As of August 7, 2015, his total live tournament winnings exceed $6,200,000. His 31 cashes as the WSOP account for $1,922,990 of those winnings.

== Strategy differentiation ==
Forrest's no-limit Texas hold 'em strategy vastly differs from that of many other established pros who believe that pre-flop one should always raise or fold, Forrest has repeatedly stated and demonstrated in his play, that limping, or simply calling a raise, is not a bad play and should be frequently employed.

== Andy Beal Showdown ==
Forrest is well known as a competitive high-stakes gambler. He has been a key part of a consortium of poker players who pooled their money together to play Texas billionaire Andy Beal in a series of very high limit, heads-up, Texas hold 'em games, with limits ranging anywhere from $20,000/$40,000 to $100,000/$200,000.

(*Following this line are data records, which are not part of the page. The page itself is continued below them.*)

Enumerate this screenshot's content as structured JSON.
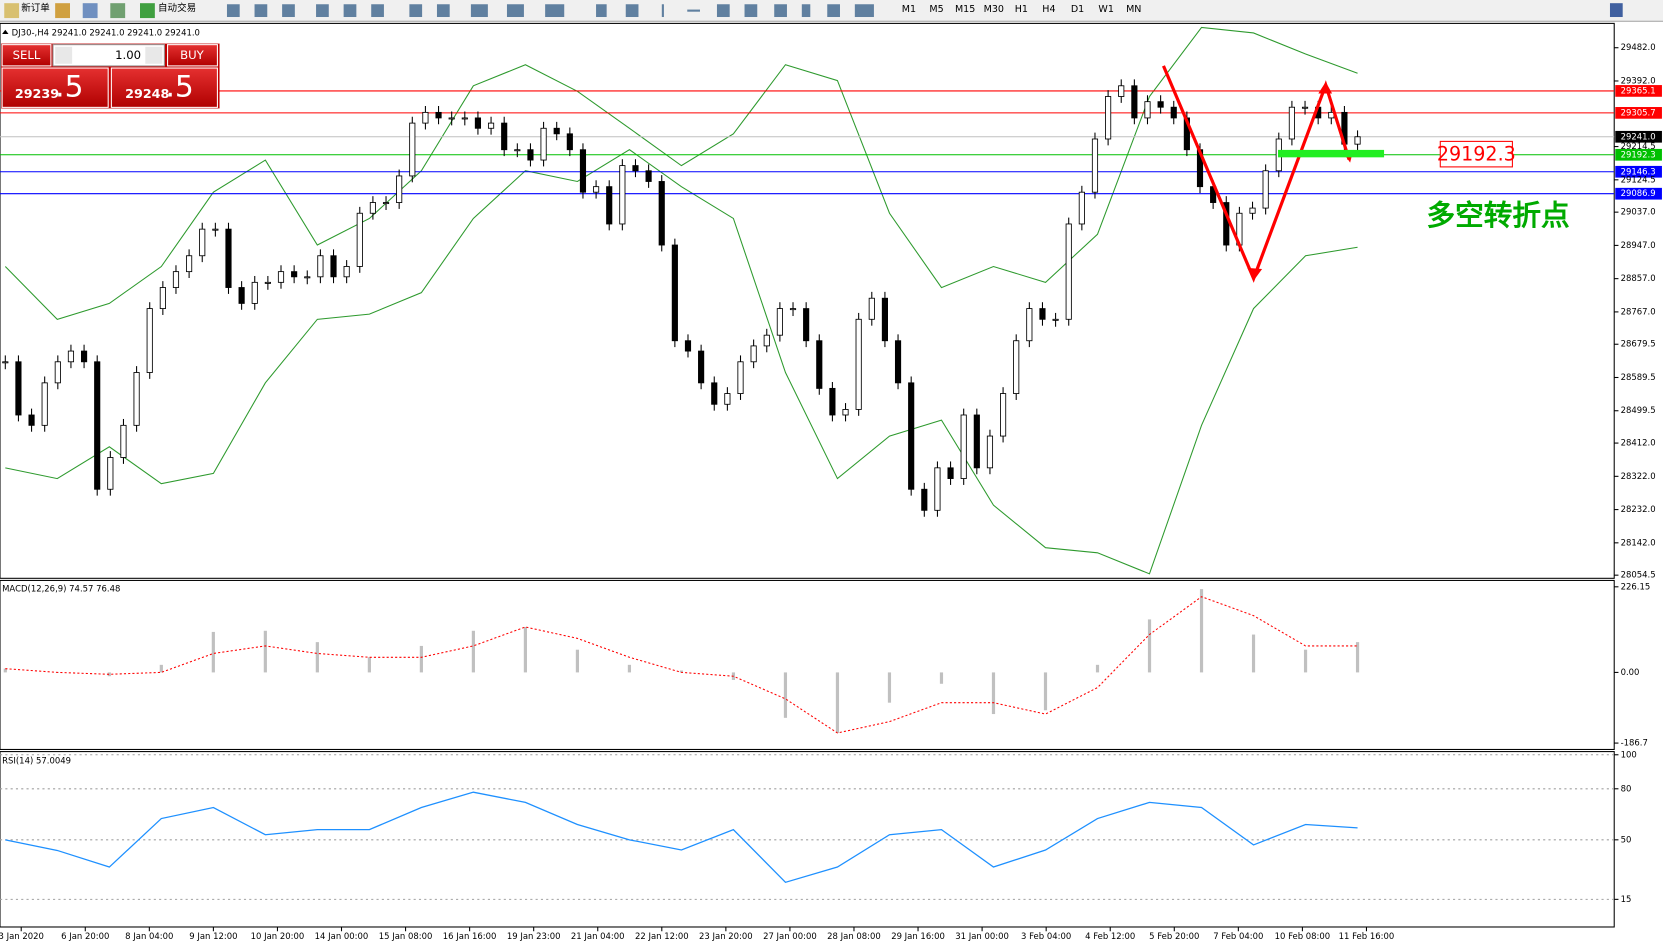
{
  "toolbar": {
    "new_order": "新订单",
    "auto_trading": "自动交易",
    "timeframes": [
      "M1",
      "M5",
      "M15",
      "M30",
      "H1",
      "H4",
      "D1",
      "W1",
      "MN"
    ]
  },
  "trade_panel": {
    "sell": "SELL",
    "buy": "BUY",
    "lots": "1.00",
    "sell_price": "29239",
    "sell_fraction": ".5",
    "buy_price": "29248",
    "buy_fraction": ".5"
  },
  "chart_data": [
    {
      "type": "candlestick",
      "title": "DJ30-,H4  29241.0 29241.0 29241.0 29241.0",
      "closes": [
        28632,
        28488,
        28460,
        28575,
        28632,
        28661,
        28632,
        28287,
        28373,
        28460,
        28603,
        28776,
        28833,
        28876,
        28919,
        28991,
        28991,
        28833,
        28790,
        28847,
        28847,
        28876,
        28862,
        28862,
        28919,
        28862,
        28890,
        29034,
        29063,
        29063,
        29135,
        29278,
        29307,
        29292,
        29292,
        29292,
        29264,
        29278,
        29206,
        29206,
        29178,
        29264,
        29249,
        29206,
        29091,
        29106,
        29005,
        29163,
        29149,
        29120,
        28948,
        28689,
        28661,
        28575,
        28517,
        28546,
        28632,
        28675,
        28704,
        28776,
        28776,
        28689,
        28560,
        28488,
        28503,
        28747,
        28804,
        28689,
        28575,
        28287,
        28230,
        28345,
        28316,
        28488,
        28345,
        28431,
        28546,
        28689,
        28776,
        28747,
        28747,
        29005,
        29091,
        29235,
        29350,
        29379,
        29292,
        29336,
        29321,
        29292,
        29206,
        29106,
        29063,
        28948,
        29034,
        29048,
        29149,
        29235,
        29321,
        29321,
        29292,
        29307,
        29221,
        29241
      ],
      "upper_band": [
        28890,
        28747,
        28790,
        28890,
        29091,
        29178,
        28948,
        29020,
        29149,
        29379,
        29436,
        29364,
        29264,
        29163,
        29249,
        29436,
        29393,
        29034,
        28833,
        28890,
        28847,
        28977,
        29350,
        29537,
        29522,
        29465,
        29413
      ],
      "lower_band": [
        28345,
        28316,
        28402,
        28302,
        28330,
        28575,
        28747,
        28761,
        28819,
        29020,
        29149,
        29120,
        29206,
        29106,
        29020,
        28603,
        28316,
        28431,
        28474,
        28244,
        28129,
        28115,
        28058,
        28460,
        28776,
        28919,
        28942
      ],
      "ylim": [
        28046,
        29545
      ],
      "yticks": [
        {
          "value": 29482,
          "label": "29482.0"
        },
        {
          "value": 29392,
          "label": "29392.0"
        },
        {
          "value": 29214.5,
          "label": "29214.5"
        },
        {
          "value": 29124.5,
          "label": "29124.5"
        },
        {
          "value": 29037,
          "label": "29037.0"
        },
        {
          "value": 28947,
          "label": "28947.0"
        },
        {
          "value": 28857,
          "label": "28857.0"
        },
        {
          "value": 28767,
          "label": "28767.0"
        },
        28679.5,
        28589.5,
        28499.5,
        {
          "value": 28412,
          "label": "28412.0"
        },
        {
          "value": 28322,
          "label": "28322.0"
        },
        {
          "value": 28232,
          "label": "28232.0"
        },
        {
          "value": 28142,
          "label": "28142.0"
        },
        28054.5
      ],
      "hlines": [
        {
          "value": 29365.1,
          "color": "#ff0000"
        },
        {
          "value": 29305.7,
          "color": "#ff0000"
        },
        {
          "value": 29241,
          "label": "29241.0",
          "color": "#000000"
        },
        {
          "value": 29192.3,
          "color": "#00c000"
        },
        {
          "value": 29146.3,
          "color": "#0000ff"
        },
        {
          "value": 29086.9,
          "color": "#0000ff"
        }
      ],
      "annotation": "多空转折点",
      "time_labels": [
        "3 Jan 2020",
        "6 Jan 20:00",
        "8 Jan 04:00",
        "9 Jan 12:00",
        "10 Jan 20:00",
        "14 Jan 00:00",
        "15 Jan 08:00",
        "16 Jan 16:00",
        "19 Jan 23:00",
        "21 Jan 04:00",
        "22 Jan 12:00",
        "23 Jan 20:00",
        "27 Jan 00:00",
        "28 Jan 08:00",
        "29 Jan 16:00",
        "31 Jan 00:00",
        "3 Feb 04:00",
        "4 Feb 12:00",
        "5 Feb 20:00",
        "7 Feb 04:00",
        "10 Feb 08:00",
        "11 Feb 16:00"
      ]
    },
    {
      "type": "macd",
      "title": "MACD(12,26,9) 74.57 76.48",
      "histogram": [
        10,
        0,
        -10,
        20,
        107,
        110,
        80,
        40,
        70,
        110,
        120,
        60,
        20,
        5,
        -20,
        -120,
        -160,
        -80,
        -30,
        -110,
        -100,
        20,
        140,
        220,
        100,
        60,
        80
      ],
      "signal": [
        10,
        0,
        -5,
        0,
        50,
        70,
        50,
        40,
        40,
        70,
        120,
        90,
        40,
        0,
        -10,
        -70,
        -160,
        -130,
        -80,
        -80,
        -110,
        -40,
        100,
        200,
        150,
        70,
        70
      ],
      "ylim": [
        -186.7,
        226.15
      ],
      "yticks": [
        226.15,
        {
          "value": 0,
          "label": "0.00"
        },
        -186.7
      ]
    },
    {
      "type": "rsi",
      "title": "RSI(14) 57.0049",
      "values": [
        50,
        43.75,
        34,
        62.5,
        69,
        53,
        56,
        56,
        69,
        78,
        72,
        59,
        50,
        44,
        56,
        25,
        34,
        53,
        56,
        34,
        44,
        62.5,
        72,
        69,
        47,
        59,
        57
      ],
      "ylim": [
        0,
        100
      ],
      "yticks": [
        15,
        50,
        80,
        100
      ],
      "grid": true
    }
  ]
}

== World Series of Poker bracelets ==

| Year | Tournament | Prize |
|---|---|---|
| 1993 | $1,500 Seven Card Razz | $78,400 |
| 1993 | $1,500 Omaha 8 or better | $120,000 |
| 1993 | $5,000 Seven Card Stud | $114,000 |
| 2004 | $1,500 Seven Card Stud | $111,440 |
| 2004 | $1,500 No Limit Hold'em | $300,300 |
| 2014 | $1,500 Seven Card Razz | $121,196 |

Forrest's first three bracelets were stolen. He gave one of the remaining two to his daughter; and has the other locked away. Ted also owns one WSOP championship bracelet that formerly belonged to Hamid Dastmalchi, which he purchased from Dastmalchi after the 1992 World Series of Poker world champion complained that the bracelet wasn't worth what the Binion family claimed. Hamid told him, “They say it’s worth $5,000, but I’d take $1,500 for it” to which Forrest replied "Sold" and tossed him three $500 chips.

== Bad check charges ==
In September 2016, Forrest was charged in the Las Vegas Justice Court with two felonies: drawing and passing a check without sufficient funds with the intent to defraud, and theft.